La sibylle de Tibur

 

 

 

Octave-Auguste, arrivé à l’apogée de sa gloire, reçut du Sénat romain le titre de Dieu des nations. Puisqu’il était honoré au point de se voir élever des autels, il ne pouvait rien désirer de plus. Cependant, avant d’accepter cet hommage surhumain, il voulut consulter la Sibylle de Tibur, à laquelle il soumettait tous ses desseins.

Cette prophétesse habitait près de l’Empereur, sur le mont Palatin, un appartement dont le seuil ne s’ouvrait que devant lui. Auguste s’y rendit à minuit. Il lui demanda si, dans le cours des âges, il naîtrait un prince plus grand que lui ? Au moment où la Sibylle se livrait à des recherches dans les livres sacrés, un météore lumineux apparut dans le ciel et éclaira la pièce où se donnait la consultation.

« Regarde !... dit la Sibylle. Vois-tu dans ce cercle d’or embrasé la douce image d’une jeune femme qui tient en ses bras un petit enfant ?... C’est le signe de l’avenir, qu’un Dieu inconnu te révèle. À cette heure, un monde finit, un autre monde commence ; prosterne-toi et adore !... car cet enfant, dont tu vois le reflet dans les Cieux, vient de toucher la terre !... C’est le roi des siècles futurs, c’est le vrai Dieu des nations. Je le vois naître obscur, au milieu d’un petit peuple éloigné. Sa divinité se cache sous la faiblesse des hommes, et quand il prendra la parole pour se faire connaître, les hommes le persécuteront comme un imposteur. Il fera des prodiges de bonté, et on l’accusera de pactes avec les Génies malfaisants ; on lui rendra le mal pour le bien, et, après l’avoir comblé d’outrages, on lui ôtera la vie. Mais je le vois, plus loin, vainqueur de la mort, sortir du tombeau où ses meurtriers croiront l’avoir enfermé. Je le vois planer au-dessus de toutes les nations et les réunir à ses pieds comme des brebis. Adoré sur la terre et glorifié dans les Cieux, il tiendra l’Éternité dans sa main et fera le partage des élus et des maudits. Ceux qui auront crû en lui, quand il passait parmi eux sous les voiles de l’Humanité, ceux-là seront son peuple éternel et béni. Ceux qui ne le reconnaîtront qu’aux éclats du tonnerre s’humilieront trop tard ; il leur dira à son tour : « Je ne vous connais point !... »

Quand la Sibylle eut achevé sa Révélation, le brillant météore se divisa en trois étoiles qui s’écartèrent en forme de triangle.

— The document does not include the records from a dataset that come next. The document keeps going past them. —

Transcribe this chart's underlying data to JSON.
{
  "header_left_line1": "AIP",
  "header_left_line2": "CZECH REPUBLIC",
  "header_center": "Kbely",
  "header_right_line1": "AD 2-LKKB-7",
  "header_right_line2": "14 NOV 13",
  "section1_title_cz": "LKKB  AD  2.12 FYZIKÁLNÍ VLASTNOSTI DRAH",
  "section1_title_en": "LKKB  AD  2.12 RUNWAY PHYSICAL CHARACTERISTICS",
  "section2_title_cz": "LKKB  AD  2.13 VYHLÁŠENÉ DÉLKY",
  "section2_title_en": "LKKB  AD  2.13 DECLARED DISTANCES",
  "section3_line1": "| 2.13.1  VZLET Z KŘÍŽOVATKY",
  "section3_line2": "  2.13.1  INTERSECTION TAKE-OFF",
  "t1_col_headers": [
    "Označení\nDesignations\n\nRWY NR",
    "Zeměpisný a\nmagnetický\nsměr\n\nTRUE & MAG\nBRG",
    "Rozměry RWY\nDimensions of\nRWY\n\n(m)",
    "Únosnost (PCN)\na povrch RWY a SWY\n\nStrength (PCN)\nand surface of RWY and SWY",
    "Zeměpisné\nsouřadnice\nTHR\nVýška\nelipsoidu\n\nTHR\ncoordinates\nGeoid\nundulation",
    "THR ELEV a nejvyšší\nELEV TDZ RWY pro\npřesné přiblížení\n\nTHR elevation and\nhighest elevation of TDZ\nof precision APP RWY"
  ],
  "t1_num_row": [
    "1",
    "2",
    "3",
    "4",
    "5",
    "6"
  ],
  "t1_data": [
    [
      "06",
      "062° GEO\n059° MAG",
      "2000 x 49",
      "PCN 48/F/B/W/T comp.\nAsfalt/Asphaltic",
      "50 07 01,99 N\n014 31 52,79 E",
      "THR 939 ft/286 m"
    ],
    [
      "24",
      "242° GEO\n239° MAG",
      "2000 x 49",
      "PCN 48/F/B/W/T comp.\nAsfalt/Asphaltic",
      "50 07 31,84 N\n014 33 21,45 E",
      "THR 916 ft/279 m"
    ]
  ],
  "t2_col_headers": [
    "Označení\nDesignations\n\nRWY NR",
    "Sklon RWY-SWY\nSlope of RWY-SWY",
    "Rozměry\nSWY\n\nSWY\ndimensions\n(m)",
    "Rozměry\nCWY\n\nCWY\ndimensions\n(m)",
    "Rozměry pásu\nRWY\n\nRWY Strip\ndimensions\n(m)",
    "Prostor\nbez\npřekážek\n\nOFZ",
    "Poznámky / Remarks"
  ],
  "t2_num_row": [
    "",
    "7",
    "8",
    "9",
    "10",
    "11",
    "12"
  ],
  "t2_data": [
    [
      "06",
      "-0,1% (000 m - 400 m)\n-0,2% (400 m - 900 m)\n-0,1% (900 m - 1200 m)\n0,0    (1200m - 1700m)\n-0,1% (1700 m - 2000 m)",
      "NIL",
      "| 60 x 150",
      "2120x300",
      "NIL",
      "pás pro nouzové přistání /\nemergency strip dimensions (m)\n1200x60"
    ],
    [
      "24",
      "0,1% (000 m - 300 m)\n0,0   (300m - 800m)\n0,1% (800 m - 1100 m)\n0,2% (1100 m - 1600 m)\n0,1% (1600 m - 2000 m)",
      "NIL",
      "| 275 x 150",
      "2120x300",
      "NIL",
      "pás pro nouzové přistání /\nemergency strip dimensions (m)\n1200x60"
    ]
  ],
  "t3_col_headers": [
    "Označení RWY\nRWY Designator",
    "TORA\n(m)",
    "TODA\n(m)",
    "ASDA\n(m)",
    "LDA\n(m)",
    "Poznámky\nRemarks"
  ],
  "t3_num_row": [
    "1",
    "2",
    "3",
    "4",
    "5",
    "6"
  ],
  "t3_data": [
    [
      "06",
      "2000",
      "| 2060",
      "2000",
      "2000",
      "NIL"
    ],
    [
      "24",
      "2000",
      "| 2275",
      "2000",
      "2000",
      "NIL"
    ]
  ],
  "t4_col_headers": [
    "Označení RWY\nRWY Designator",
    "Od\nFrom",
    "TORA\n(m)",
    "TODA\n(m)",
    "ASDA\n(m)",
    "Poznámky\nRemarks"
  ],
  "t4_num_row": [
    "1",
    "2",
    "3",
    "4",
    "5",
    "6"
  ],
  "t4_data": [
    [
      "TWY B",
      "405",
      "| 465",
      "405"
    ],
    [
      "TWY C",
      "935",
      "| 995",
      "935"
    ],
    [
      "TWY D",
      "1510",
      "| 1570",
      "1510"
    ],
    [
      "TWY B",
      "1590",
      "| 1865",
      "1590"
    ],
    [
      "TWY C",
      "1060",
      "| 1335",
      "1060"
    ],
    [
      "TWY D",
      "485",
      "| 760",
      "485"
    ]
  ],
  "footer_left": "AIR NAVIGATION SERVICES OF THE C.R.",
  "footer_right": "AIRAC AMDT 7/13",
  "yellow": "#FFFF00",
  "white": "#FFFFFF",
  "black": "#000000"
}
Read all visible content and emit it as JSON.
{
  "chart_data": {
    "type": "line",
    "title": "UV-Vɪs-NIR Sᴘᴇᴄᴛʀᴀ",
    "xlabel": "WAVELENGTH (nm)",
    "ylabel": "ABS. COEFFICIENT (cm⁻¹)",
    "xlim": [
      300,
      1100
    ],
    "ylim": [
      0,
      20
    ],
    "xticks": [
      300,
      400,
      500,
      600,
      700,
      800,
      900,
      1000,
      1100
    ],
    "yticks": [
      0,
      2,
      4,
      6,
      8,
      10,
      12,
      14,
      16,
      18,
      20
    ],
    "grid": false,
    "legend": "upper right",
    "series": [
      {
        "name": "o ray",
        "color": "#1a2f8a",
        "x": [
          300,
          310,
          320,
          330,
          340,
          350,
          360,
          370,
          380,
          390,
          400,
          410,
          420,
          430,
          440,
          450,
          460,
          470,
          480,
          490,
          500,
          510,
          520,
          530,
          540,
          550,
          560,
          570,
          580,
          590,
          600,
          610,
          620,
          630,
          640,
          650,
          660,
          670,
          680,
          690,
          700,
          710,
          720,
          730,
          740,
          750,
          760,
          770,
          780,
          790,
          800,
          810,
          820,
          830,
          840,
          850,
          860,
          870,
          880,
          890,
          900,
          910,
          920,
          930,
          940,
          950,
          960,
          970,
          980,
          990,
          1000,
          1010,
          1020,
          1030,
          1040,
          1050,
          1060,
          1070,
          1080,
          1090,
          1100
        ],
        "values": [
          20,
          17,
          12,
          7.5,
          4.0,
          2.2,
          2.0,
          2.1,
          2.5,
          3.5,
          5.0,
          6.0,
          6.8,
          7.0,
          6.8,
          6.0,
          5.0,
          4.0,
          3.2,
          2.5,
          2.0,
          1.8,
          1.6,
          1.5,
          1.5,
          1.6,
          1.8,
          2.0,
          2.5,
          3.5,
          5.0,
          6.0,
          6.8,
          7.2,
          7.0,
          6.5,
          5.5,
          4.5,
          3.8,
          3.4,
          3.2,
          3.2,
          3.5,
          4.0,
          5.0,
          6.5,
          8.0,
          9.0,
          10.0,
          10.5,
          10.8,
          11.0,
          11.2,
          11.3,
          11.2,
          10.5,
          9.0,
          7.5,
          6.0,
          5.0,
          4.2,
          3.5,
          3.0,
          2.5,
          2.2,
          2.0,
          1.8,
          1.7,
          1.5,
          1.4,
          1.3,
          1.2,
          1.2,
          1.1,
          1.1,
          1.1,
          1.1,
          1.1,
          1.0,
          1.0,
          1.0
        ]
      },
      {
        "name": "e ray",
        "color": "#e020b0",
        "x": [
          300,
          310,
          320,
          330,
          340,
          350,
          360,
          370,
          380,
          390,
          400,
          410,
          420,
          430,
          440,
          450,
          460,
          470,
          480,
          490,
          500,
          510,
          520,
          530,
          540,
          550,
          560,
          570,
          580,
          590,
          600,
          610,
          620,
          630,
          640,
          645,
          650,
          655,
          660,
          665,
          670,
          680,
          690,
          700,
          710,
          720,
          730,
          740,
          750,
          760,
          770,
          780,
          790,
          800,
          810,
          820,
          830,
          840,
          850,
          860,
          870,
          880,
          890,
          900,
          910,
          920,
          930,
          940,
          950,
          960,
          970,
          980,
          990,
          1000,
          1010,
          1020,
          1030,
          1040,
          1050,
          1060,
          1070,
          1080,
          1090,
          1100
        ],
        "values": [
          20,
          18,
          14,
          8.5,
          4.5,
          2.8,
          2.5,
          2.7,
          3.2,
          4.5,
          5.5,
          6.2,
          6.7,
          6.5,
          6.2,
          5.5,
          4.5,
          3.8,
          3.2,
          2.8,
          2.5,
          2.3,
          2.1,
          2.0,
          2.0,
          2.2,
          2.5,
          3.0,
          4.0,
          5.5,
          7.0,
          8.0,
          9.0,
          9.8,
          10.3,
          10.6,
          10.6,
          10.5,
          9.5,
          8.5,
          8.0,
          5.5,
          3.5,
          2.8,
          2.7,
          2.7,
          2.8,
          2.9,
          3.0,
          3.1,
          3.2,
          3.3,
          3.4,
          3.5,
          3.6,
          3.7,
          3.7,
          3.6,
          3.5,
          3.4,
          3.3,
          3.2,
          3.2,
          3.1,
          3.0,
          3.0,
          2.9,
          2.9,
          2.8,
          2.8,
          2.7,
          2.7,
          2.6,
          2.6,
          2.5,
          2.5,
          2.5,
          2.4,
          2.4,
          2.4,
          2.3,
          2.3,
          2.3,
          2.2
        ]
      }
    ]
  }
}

On dit que l’empereur Auguste raconta cette vision au Sénat dès le lendemain. Les patriciens ordonnèrent le dépôt du récit impérial dans les archives de l’État, où il fut découvert plus tard par l’empereur Constantin.

Ce document a été catalogué dans les Antiquités de Muratori. Saint Jérôme, saint Justin, Lactance, saint Clément d’Alexandrie, Origène se prononcent en faveur de l’authenticité.

On raconte encore que l’empereur Auguste, ayant érigé un temple à la paix, consulta l’oracle à ce sujet. L’oracle répondit : « Cette paix subsistera jusqu’à ce qu’une vierge enfante sans cesser d’être vierge. »

Auguste, interprétant le sens de ces paroles comme une promesse de perpétuité, fit graver au fronton de l’édifice cette dédicace : la Paix éternelle (Templum Pacis aeternae).

Chose singulière, le monument bâti par Auguste à la paix éternelle s’écroula sans cause explicable au moment de la nativité du Christ.

 

 

 

Paru dans La Lumière en avril 1889.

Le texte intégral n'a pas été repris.